S’organiser pour survivre
À Harcourt, petite localité située sur l’ancienne route de la ruée vers l’or, les cicatrices sont fraîches. Un récent feu de broussailles y a détruit plus de soixante maisons en quelques heures, épargnant miraculeusement l’école et les commerces essentiels. Alice Barthelemy, guide touristique française installée à Melbourne, témoigne de cette réalité avec fatalisme. Selon elle, le réchauffement climatique a non seulement allongé la saison des feux, mais l’a rendue beaucoup plus dangereuse.
La prévention et l’information sont devenues les clés de la survie. L’application VicEmergency est désormais indispensable pour tous les résidents, permettant de localiser les foyers en temps réel et de connaître leur niveau de gravité. Sur le bord des routes, une signalétique spécifique indique le risque d’incendie du jour. Si les pompiers professionnels protègent les villes, la lutte contre les feux de forêt repose massivement sur un réseau de volontaires, divisés entre la Country Fire Authority et le Victoria State Emergency Service.
La faune sauvage en première ligne
Si les humains disposent de technologies pour évacuer, la faune locale se retrouve souvent piégée. Les estimations post-« Black Summer » faisaient état de près de trois milliards d’animaux tués ou affectés. Pour tenter de limiter les dégâts, certains parcs nationaux, comme le Wildlife Wonders, adoptent des méthodes préventives inspirées des savoirs aborigènes. Il s’agit de brûler la couche extérieure de la végétation de manière contrôlée.
Liam, scientifique au sein de la réserve, explique que bien que cette technique de brûlage dirigé soit parfois controversée car elle peut perturber les cycles naturels, elle reste la norme pour éviter des incendies incontrôlables. En parallèle, des réseaux de sauvetage s’organisent pour les animaux blessés. Des numéros d’urgence affichés le long des routes permettent de contacter des spécialistes capables de récupérer et soigner les kangourous ou les koalas survivants.
L’obstacle de l’architecture traditionnelle
Malgré cette organisation logistique, la structure même de l’habitat australien constitue une faille majeure. La majorité des logements sont construits en bois, un matériau extrêmement inflammable. Alice Barthelemy souligne la persistance d’une « culture de pionnier » où la construction se veut rapide, dans une logique d’expansion plutôt que de durabilité à long terme.
L’ossature des édifices est généralement en bois, parfois complétée par des panneaux préfabriqués, et le double vitrage reste rare dans les anciennes constructions. Ce n’est que récemment que les normes ont évolué pour offrir des habitations plus résistantes, inspirées des standards européens, mais le parc immobilier existant reste très vulnérable.
Un équilibre naturel bouleversé
La relation de l’Australie avec le feu est complexe. Les habitants savent que les incendies font partie intégrante du cycle écologique local. Certaines espèces, comme les eucalyptus, dépendent même de la chaleur des flammes pour libérer leurs graines et se régénérer. Cependant, c’est l’intensité et la fréquence actuelle des brasiers qui posent problème, transformant un processus naturel en catastrophe stérilisant les sols.

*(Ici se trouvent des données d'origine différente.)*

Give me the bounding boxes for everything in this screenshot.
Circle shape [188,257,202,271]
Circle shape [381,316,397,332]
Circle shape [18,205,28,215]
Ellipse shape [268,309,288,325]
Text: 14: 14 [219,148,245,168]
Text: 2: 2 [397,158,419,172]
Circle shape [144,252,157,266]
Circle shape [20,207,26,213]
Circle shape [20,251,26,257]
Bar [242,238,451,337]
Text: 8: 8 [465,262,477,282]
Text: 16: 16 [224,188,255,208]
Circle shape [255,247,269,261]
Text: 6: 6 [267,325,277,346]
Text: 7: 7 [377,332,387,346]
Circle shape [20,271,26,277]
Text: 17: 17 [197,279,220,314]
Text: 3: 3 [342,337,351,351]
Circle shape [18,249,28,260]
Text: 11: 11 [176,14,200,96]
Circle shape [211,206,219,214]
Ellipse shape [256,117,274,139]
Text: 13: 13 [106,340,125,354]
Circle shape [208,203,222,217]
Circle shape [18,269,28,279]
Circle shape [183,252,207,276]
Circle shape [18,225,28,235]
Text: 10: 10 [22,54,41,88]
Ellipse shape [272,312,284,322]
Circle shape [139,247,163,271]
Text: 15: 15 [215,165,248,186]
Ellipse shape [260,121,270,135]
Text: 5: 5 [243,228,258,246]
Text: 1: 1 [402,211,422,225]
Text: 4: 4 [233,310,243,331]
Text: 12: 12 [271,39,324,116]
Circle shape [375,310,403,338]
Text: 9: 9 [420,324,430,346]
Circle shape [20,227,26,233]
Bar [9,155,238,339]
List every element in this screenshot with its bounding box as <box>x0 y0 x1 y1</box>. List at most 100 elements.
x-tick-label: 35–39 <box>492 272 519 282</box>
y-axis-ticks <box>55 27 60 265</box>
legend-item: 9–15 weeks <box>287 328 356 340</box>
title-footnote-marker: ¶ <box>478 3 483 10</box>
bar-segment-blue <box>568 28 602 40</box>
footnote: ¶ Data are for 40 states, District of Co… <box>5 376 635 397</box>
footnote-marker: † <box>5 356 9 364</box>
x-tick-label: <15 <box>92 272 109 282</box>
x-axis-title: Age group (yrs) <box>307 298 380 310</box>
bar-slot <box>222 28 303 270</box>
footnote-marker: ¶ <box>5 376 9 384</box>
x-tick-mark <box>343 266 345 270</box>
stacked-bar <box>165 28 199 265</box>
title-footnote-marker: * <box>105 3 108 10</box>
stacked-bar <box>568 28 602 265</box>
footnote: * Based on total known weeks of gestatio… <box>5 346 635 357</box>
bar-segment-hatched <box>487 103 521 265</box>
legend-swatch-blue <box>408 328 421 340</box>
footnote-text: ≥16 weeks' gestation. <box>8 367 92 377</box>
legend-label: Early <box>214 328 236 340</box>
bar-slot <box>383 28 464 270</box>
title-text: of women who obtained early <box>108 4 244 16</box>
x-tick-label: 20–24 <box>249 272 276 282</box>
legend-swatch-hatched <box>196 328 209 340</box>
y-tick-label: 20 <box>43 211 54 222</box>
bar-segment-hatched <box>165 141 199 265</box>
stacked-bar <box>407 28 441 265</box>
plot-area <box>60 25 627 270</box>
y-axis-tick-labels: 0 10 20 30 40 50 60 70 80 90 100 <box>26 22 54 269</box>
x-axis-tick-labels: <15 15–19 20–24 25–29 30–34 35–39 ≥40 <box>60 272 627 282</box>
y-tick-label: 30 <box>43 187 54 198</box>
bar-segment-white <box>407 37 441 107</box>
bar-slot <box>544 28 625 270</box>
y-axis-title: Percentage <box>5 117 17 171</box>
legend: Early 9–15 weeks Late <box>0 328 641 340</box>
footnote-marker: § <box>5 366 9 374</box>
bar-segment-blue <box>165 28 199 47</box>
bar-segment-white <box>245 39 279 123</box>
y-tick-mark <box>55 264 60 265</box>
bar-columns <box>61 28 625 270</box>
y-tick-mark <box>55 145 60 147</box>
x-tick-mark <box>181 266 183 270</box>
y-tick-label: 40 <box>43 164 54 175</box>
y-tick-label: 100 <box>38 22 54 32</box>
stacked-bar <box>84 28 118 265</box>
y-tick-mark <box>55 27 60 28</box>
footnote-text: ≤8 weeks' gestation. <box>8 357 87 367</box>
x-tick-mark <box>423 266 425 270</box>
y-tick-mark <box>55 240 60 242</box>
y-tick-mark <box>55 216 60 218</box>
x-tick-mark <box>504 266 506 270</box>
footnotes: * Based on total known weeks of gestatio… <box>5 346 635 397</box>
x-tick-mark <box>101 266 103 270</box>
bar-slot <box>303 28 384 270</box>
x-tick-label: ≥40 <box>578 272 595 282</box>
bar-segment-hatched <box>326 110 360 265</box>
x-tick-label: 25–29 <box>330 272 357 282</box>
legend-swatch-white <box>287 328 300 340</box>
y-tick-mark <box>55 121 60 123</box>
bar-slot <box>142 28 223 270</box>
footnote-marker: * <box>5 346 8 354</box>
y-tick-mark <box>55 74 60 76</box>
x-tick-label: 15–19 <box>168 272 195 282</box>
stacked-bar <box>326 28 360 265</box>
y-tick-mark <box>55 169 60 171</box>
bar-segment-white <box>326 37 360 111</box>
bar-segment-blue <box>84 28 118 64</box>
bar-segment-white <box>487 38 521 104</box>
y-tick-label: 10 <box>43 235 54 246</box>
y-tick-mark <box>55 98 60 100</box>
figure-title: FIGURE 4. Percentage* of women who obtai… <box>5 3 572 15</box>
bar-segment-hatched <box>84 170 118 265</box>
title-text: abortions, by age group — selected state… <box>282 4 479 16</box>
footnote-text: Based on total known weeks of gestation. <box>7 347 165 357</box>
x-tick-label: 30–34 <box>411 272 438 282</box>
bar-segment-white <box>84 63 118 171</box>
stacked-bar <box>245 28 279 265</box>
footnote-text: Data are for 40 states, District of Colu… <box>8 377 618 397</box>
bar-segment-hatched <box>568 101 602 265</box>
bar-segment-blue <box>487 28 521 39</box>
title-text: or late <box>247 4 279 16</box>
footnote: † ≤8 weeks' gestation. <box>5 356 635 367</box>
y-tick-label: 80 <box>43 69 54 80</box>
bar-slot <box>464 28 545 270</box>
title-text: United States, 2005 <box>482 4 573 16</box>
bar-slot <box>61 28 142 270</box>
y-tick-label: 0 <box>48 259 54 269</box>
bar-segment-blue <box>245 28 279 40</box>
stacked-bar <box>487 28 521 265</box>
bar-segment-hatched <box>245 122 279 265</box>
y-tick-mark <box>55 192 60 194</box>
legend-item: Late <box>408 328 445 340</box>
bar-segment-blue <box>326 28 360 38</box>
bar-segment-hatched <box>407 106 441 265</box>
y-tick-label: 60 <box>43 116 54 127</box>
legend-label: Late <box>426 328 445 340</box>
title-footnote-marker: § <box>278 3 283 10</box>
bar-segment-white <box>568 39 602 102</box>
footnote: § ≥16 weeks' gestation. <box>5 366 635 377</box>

L’impact sur la biodiversité est contrasté. Si le pays compte une population de kangourous estimée entre 30 et 50 millions d’individus, bien supérieure à la population humaine, les koalas sont en situation beaucoup plus précaire. La destruction de leurs arbres nourriciers par les flammes menace directement leur survie. Dans le Victoria, la course contre la montre est engagée pour adapter les modes de vie à un climat qui change désormais plus vite que les plans de prévention.